Sara Martins dans le film franco-ivoirien d'Eliane de Latour,
SHELLAC

Sara Martins dans le film franco-ivoirien d’Eliane de Latour, "Après l’océan".

Deux belles blondes signent des films en communion avec l’homme noir. Claire Denis est la plus connue. Mais il y a quelque chose d’assez sain, tonique, dans la façon dont Eliane de Latour filme les ghettos d’Abidjan, en Côte d’Ivoire.

Cette anthropologue et documentariste de formation avait évoqué dans Bronx Barbès le périple de deux jeunes Ivoiriens initiés aux braquages. Il lui a fallu attendre neuf ans pour mener à bien un nouveau récit sur l’épopée de ces gamins qu’elle affectionne. Tourné en pleine guerre civile en Côte d’Ivoire, Après l’océan raconte encore une histoire d’évasion.

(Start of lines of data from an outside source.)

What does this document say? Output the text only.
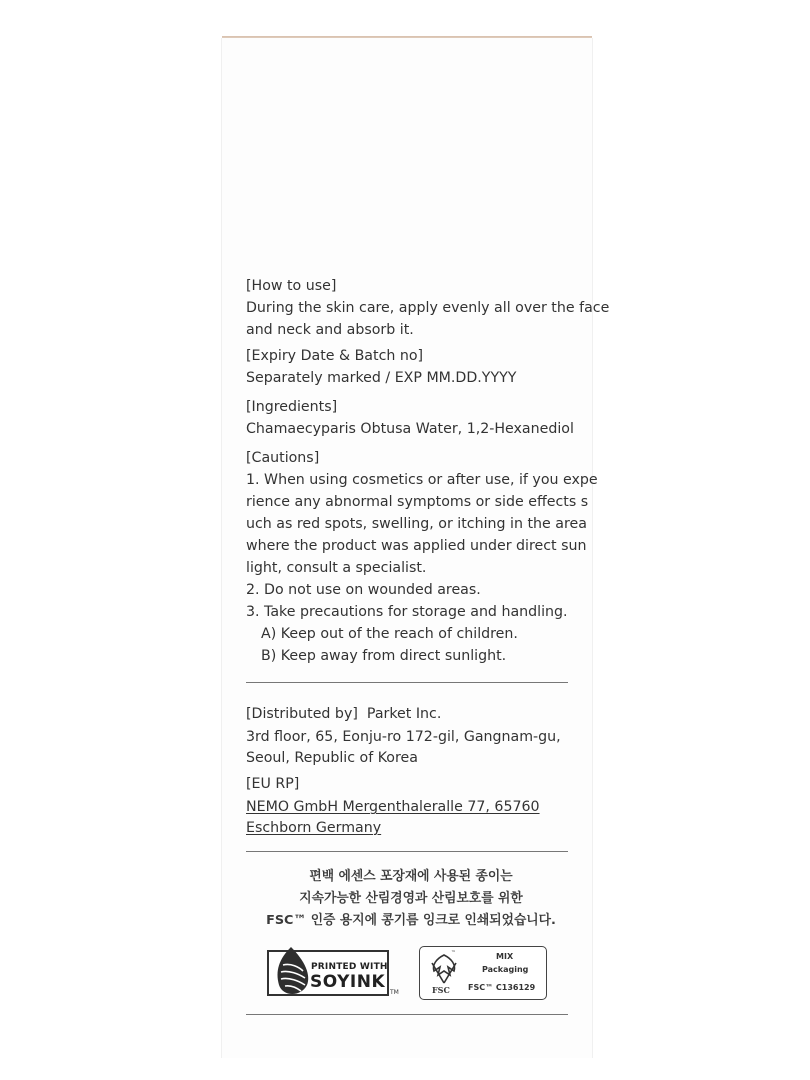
[How to use]

During the skin care, apply evenly all over the face

and neck and absorb it.

[Expiry Date & Batch no]

Separately marked / EXP MM.DD.YYYY

[Ingredients]

Chamaecyparis Obtusa Water, 1,2-Hexanediol

[Cautions]

1. When using cosmetics or after use, if you expe

rience any abnormal symptoms or side effects s

uch as red spots, swelling, or itching in the area

where the product was applied under direct sun

light, consult a specialist.

2. Do not use on wounded areas.

3. Take precautions for storage and handling.

A) Keep out of the reach of children.

B) Keep away from direct sunlight.

[Distributed by] Parket Inc.

3rd floor, 65, Eonju-ro 172-gil, Gangnam-gu,

Seoul, Republic of Korea

[EU RP]

NEMO GmbH Mergenthaleralle 77, 65760

Eschborn Germany

편백 에센스 포장재에 사용된 종이는

지속가능한 산림경영과 산림보호를 위한

FSC™ 인증 용지에 콩기름 잉크로 인쇄되었습니다.

PRINTED WITH
SOYINK
TM
™
FSC
MIX
Packaging
FSC™ C136129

Les deux fuyards se nomment cette fois Shad et Otho. Ils ont déserté leur ghetto pour aller "faire fortune" en Europe. Ils entrent clandestinement en Espagne. Une descente de police les sépare. L’un est renvoyé brutalement dans son pays, l’autre poursuit son périple. Il ne s’agit pas de l’aventure de sans-papiers cherchant une terre d’asile et traqués par la répression de l’immigration. Le voyage de Shad et d’Otho est resitué dans un contexte mythologique africain.

Dans ces ghettos touchés par la misère, il y a toujours ce fantasme d’un ailleurs, d’un eldorado avant un retour triomphant. Jadis, on partait faire la guerre, capturer des esclaves, amasser des trésors pour engranger des richesses afin d’aider les siens. Inspirée par la même tradition, cette entrée clandestine dans une Europe vue comme repaire d’abondances est le début d’une épopée qui ne vise pas l’intégration, mais une réussite flatteuse avant de revenir au pays financièrement fraternel.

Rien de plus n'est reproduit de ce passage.